Conversely, low-risk patients with a Gleason score ≤ 6 may be good candidates for AS. Based on a Japanese national survey, approximately 90% of urologists proposed AS for low-risk disease32, and the number of AS cases has increased over the past decades in Japan. However, not all physicians (urologists) recommend AS, even for low-risk patients. In addition, some patients request treatment even if they have a Gleason score ≤ 6 because they fear disease progression, especially younger patients. Kato et al. conducted a national questionnaire survey of Japanese urologists (involving 922 urologists at Japanese Urological Association Teaching Base Hospitals) regarding AS for patients with low- and intermediate-risk prostate cancer32 and reported that 90.5%, 90%, 39.5%, 48.7%, 15%, and 22% urologists proposed AS for patients in low-risk/no comorbidity, low-risk/with comorbidity, intermediate-risk 3 + 4/no comorbidity, intermediate-risk 3 + 4/with comorbidity, intermediate-risk 4 + 3/no comorbidity, and intermediate-risk 4 + 3/with comorbidity groups, respectively. Therefore, approximately 40% of these urologists proposed AS for intermediate-risk cases.

This study had some limitations. First, it was a retrospective and multi-institutional study with substantial heterogeneity, therefore, further validation is required to confirm our results, including patients with no radiotherapy and/or a population from Western countries, preferably in a prospective fashion.

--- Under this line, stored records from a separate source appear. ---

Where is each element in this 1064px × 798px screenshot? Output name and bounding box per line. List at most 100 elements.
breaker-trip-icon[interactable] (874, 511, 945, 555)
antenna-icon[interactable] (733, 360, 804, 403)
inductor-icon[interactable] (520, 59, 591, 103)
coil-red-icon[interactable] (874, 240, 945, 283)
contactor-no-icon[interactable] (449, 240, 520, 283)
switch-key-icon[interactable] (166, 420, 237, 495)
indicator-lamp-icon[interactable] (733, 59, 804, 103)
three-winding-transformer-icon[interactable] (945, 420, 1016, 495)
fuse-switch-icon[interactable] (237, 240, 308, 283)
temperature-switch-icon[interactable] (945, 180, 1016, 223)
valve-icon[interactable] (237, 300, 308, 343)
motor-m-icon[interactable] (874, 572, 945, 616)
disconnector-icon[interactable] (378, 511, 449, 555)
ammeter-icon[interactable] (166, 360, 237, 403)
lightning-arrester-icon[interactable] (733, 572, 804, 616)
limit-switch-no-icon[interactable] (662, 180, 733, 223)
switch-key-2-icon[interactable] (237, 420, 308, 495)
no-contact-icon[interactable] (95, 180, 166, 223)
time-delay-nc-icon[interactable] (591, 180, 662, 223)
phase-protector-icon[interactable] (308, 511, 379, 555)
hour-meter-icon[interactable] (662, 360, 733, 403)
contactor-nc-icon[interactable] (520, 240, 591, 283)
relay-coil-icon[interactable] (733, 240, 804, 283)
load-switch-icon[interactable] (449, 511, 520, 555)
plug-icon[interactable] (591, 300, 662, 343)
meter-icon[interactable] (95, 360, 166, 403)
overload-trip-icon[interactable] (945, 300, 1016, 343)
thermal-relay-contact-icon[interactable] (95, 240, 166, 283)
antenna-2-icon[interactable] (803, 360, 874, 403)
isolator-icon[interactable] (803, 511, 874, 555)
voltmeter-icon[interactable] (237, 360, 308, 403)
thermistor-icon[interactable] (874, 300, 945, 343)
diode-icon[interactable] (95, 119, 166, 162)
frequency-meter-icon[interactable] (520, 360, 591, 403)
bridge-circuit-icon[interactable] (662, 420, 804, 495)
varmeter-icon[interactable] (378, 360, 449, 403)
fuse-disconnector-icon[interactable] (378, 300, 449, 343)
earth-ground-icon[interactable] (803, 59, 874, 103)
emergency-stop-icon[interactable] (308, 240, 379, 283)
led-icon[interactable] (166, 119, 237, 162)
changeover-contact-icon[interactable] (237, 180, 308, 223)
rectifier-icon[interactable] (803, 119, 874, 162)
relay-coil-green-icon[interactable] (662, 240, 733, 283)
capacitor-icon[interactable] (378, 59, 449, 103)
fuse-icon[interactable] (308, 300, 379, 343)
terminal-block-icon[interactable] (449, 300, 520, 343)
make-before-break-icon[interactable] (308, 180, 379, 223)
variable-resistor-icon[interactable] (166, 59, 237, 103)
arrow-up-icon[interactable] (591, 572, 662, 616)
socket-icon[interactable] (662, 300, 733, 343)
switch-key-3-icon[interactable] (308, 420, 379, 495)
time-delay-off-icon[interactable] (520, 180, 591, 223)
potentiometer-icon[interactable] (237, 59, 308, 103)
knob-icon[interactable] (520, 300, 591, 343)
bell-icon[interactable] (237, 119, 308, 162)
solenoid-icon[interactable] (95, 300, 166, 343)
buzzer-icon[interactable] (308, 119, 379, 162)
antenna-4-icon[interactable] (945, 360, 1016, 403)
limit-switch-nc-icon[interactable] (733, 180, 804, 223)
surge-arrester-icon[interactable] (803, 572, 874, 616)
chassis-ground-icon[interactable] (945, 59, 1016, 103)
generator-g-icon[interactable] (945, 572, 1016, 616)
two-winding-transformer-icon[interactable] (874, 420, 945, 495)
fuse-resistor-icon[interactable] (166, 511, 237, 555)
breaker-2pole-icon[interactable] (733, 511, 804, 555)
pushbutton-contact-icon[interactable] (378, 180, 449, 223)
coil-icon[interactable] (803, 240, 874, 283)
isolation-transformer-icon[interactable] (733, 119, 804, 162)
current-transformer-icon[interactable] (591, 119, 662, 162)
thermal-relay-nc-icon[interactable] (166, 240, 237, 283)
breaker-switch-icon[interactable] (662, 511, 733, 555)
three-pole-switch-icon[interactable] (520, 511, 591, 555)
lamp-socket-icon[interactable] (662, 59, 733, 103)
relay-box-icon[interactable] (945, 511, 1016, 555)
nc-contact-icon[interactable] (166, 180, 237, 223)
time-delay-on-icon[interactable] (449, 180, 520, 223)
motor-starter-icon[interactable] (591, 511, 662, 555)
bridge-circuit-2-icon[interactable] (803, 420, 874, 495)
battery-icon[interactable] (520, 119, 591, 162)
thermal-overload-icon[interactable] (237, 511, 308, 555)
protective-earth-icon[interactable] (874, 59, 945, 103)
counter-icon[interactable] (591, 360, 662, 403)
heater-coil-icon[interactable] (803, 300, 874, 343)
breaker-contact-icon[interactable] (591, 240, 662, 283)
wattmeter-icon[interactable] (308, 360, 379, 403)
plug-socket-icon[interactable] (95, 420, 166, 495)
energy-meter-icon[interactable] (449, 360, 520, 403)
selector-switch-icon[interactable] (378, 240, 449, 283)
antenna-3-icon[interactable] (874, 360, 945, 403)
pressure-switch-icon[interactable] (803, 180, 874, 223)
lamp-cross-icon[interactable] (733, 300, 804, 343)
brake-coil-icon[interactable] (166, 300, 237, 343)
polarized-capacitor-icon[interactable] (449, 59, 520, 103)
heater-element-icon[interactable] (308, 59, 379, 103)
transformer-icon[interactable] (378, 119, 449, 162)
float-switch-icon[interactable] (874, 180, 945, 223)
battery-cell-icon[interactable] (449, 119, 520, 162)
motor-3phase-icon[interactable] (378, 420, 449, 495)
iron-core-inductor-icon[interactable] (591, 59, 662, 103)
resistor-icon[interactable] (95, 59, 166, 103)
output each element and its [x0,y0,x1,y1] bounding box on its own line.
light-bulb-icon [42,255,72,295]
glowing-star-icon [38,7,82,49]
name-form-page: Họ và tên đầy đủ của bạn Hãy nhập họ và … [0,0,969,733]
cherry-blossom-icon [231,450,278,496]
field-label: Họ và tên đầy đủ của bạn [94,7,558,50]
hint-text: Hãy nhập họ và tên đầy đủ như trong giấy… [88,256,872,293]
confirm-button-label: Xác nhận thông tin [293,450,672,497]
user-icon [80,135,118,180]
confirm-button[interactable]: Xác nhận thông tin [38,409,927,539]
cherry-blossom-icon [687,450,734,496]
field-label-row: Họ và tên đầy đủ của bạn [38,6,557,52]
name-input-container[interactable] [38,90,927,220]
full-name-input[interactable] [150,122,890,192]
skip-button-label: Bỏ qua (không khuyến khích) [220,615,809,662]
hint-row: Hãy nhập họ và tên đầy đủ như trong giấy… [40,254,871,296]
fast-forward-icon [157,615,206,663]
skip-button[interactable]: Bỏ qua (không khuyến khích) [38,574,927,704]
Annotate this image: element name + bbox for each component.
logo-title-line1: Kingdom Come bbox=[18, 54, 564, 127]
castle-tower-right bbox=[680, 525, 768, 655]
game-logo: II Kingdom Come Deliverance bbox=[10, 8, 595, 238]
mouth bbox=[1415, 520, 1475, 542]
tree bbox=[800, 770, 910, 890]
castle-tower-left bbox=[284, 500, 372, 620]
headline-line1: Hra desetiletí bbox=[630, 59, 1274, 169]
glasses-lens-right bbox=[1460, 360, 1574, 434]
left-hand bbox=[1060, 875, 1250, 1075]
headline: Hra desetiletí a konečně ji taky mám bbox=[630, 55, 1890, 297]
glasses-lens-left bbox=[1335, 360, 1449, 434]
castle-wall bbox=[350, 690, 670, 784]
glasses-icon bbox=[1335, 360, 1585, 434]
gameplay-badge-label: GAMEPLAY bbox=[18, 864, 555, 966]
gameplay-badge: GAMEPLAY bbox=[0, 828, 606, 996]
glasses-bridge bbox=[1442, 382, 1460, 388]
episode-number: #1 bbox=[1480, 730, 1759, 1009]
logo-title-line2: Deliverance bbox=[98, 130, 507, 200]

Additionally, different biopsy methods were used, ranging from random to 12-core biopsy, as well as recent multiparametric MRI-fused biopsy methods at several institutions. Moreover, data are limited concerning the core number of positive cases in public databases. Additionally, there is a lack of consensus concerning grading among pathologists owing to the absence of a central pathological review system, which has resulted in different follow-up protocols and treatment modalities. Therefore, to obtain more accurate results, studies with a relatively longer follow-up period with a larger patient cohort are required. Despite these limitations, to our knowledge, this is the first and largest comprehensive study to analyze the usefulness of Gleason scores ≤ 6 compared with Gleason scores ≥ 7 in terms of modern radiotherapy outcomes in patient with high-risk prostate cancer.

Conclusions

The HRLG group exhibited better outcomes than the HRHG group. Patients classified into a high-risk group with a Gleason score ≤ 6 have the potential to be classified into a lower-risk group.